Disable INET ports for non-configured services

This feature disables INET ports for MPLS and BFD services in Vyatta NOS if they are not configured in the system.

QoS MIB Support

This feature introduces support for a proprietary Vyatta NOS QoS MIB that provides access to a selection of QoS counters and attributes, there is no support for MIB set (write) operations.

BFD Support in the Dataplane

This feature updates BFD support in the dataplane.
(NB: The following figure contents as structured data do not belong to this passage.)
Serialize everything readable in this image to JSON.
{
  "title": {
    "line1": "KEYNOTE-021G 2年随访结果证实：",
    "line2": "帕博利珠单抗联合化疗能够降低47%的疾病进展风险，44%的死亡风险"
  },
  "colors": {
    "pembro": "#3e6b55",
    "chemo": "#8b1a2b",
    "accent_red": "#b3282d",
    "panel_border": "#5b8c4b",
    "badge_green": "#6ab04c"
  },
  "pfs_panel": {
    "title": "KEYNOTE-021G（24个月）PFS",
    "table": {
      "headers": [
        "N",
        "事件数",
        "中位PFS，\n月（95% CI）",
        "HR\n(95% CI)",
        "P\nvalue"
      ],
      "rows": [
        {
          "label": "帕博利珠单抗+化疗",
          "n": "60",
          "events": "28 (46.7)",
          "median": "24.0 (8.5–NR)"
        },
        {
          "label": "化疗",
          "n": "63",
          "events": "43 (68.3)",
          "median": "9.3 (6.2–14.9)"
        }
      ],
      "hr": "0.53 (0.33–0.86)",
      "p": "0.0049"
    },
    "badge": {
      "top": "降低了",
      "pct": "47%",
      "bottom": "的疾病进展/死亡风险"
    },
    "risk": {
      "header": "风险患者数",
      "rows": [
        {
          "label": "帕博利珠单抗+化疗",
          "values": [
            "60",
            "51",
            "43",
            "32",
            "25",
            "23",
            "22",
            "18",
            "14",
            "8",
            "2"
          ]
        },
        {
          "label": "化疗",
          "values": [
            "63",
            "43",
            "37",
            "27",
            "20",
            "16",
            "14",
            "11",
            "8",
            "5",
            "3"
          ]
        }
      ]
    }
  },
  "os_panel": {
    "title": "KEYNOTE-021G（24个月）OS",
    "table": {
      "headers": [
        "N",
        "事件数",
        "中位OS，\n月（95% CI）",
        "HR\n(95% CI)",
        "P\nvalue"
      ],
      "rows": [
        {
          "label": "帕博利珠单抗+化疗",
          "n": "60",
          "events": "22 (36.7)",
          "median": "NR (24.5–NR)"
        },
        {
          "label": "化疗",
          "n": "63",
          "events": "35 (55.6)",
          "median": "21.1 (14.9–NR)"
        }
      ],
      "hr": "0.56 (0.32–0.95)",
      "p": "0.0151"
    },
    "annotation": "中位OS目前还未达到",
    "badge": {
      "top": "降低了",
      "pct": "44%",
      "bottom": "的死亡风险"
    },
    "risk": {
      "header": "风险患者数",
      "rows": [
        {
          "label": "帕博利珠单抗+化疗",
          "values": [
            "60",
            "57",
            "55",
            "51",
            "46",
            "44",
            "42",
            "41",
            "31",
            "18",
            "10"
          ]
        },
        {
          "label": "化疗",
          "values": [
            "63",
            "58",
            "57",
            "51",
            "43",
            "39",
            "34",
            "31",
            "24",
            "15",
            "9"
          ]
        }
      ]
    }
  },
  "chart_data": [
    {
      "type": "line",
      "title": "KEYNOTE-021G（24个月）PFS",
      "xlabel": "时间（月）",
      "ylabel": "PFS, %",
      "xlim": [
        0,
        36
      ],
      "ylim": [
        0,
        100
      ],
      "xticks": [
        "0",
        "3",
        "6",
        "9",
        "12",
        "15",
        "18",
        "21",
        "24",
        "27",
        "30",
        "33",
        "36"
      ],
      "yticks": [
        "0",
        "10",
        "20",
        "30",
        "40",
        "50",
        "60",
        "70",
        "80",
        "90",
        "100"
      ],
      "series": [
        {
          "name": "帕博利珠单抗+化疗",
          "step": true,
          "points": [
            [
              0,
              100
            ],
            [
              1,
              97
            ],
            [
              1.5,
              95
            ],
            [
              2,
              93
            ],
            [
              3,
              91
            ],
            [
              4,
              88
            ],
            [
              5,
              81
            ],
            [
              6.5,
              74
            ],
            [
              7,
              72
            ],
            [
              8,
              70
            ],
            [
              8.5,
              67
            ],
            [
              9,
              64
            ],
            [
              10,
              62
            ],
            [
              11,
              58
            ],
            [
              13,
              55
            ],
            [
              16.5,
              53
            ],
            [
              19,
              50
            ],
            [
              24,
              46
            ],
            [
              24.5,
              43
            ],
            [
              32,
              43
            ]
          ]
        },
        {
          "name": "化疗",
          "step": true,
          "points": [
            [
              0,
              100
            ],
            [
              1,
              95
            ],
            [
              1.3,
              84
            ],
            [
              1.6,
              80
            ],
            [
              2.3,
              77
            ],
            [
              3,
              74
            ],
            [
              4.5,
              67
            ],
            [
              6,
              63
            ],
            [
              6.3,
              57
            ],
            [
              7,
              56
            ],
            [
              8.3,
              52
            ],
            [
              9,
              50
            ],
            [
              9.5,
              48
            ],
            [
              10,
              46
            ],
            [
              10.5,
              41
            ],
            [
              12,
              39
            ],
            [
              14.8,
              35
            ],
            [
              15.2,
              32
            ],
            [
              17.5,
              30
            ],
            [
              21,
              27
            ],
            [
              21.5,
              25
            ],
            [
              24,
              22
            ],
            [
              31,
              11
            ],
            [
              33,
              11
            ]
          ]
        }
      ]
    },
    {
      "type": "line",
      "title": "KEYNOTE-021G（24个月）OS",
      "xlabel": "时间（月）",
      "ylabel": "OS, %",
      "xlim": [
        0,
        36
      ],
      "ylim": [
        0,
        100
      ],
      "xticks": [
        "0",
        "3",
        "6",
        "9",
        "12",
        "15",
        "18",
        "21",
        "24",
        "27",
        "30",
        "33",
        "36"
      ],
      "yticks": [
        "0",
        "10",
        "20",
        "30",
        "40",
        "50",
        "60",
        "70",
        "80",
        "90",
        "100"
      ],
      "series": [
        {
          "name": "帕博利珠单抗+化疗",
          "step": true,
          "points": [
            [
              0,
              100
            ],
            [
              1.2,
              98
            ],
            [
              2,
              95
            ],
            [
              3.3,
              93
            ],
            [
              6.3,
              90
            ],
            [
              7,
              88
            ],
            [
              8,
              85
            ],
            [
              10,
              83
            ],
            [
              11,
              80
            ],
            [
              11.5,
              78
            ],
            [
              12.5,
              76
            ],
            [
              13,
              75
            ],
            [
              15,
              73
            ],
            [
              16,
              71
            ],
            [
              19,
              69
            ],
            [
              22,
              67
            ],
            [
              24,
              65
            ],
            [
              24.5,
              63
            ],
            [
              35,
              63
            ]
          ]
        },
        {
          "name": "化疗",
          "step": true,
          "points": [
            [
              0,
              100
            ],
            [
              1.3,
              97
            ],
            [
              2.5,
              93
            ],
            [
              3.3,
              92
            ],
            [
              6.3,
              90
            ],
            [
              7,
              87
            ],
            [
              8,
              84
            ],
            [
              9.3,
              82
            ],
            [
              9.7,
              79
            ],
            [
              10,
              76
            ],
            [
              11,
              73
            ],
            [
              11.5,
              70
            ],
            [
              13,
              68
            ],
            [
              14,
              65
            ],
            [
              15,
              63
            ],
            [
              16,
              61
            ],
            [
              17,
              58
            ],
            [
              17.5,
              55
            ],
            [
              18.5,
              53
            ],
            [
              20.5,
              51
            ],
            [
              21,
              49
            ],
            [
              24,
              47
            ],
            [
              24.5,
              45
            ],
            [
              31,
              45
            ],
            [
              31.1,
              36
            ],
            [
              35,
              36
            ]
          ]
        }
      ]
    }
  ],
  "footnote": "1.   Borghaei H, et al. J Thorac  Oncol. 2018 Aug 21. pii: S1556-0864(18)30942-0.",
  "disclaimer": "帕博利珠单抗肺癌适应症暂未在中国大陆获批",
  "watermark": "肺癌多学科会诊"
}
Previously, BFD packet processing was implemented in the OAMD user-space process. Packets were sent between OAMD, the kernel and the dataplane slow path.

This feature off-loads the packet processing to the dataplane itself, either in software or in hardware, through the Forwarding Abstraction Layer (FAL).

ICMP Redirect configuration support

This feature provides the ability to configure ICMP redirect.

ICMP redirect messages are used by routers to notify the hosts on the data link that a better route is available for a particular destination. For a variety of reasons, one of them being security based, some customers would like to be able to disable ICMP redirect, and this feature simply provides the ability for a customer to configure ICMP redirect, for example, disable/enable ICMP redirects.

Network prefix translation for IPv6

Network prefix translation for IPv6 (NPTv6) defines a stateless way of IPv6 address prefix translation between internal and external networks.

NPTv6 does not maintain the state for each node or each flow in the translator. Maintenance of mapping state is not required for the address mapping of inbound or outbound packets. A stateless, transport-agnostic IPv6-to-IPv6 NPTv6 function offers the advantage of address-independence associated with IPv4-to-IPv4 NAT (NAPT44) and provides a 1:1 relationship between addresses in the inside and outside prefixes, thereby preserving end-to-end reachability at the network layer. In upstream networks, IPv6 addresses used by the edge network always contain a provider-allocated prefix.

MSTP support on uCPE (V150) hardware switch

Multiple Spanning tree protocol support was added to Vyatta NOS in release 1808 for use on software systems, this feature extends that support to the uCPE (V150) hardware switch platform.

LIBVIRT Partition optimization

This feature adds the ability to allow the LIBVIRT partition to grow to consume all remaining space, this simplifies automated install procedures across the various platform size.

Previously, the Vyatta NOS  installer allowed you to specify the size of the various partitions, and for the Vyatta NOS partition 0 could be specified to automatically consume the remaining available space.  On the VNF platform, this is not ideal because the space requirements for Vyatta NOS are small and the remaining space is best used for the VNF LIBVIRT partition.

Huge pages memory reservation

This feature adds the ability to configure huge pages memory reservation.

Vyatta NOS requires that persistent huge pages are reserved at the system boot for its dataplane process and for any VNF that may be launched.  At this point, exactly how much memory is allocated for the dataplane and VNFs is determined automatically based on a set of heuristics.  Normally, these heuristics work well in most situations.

This feature adds the ability to configure huge pages reservation to meet different VNF deployment requirements as the default memory allocation heuristic may sometimes result in inefficient pre-allocation of memory between the dataplane, kernel, user space, and in the case of VNFs, guest VMs.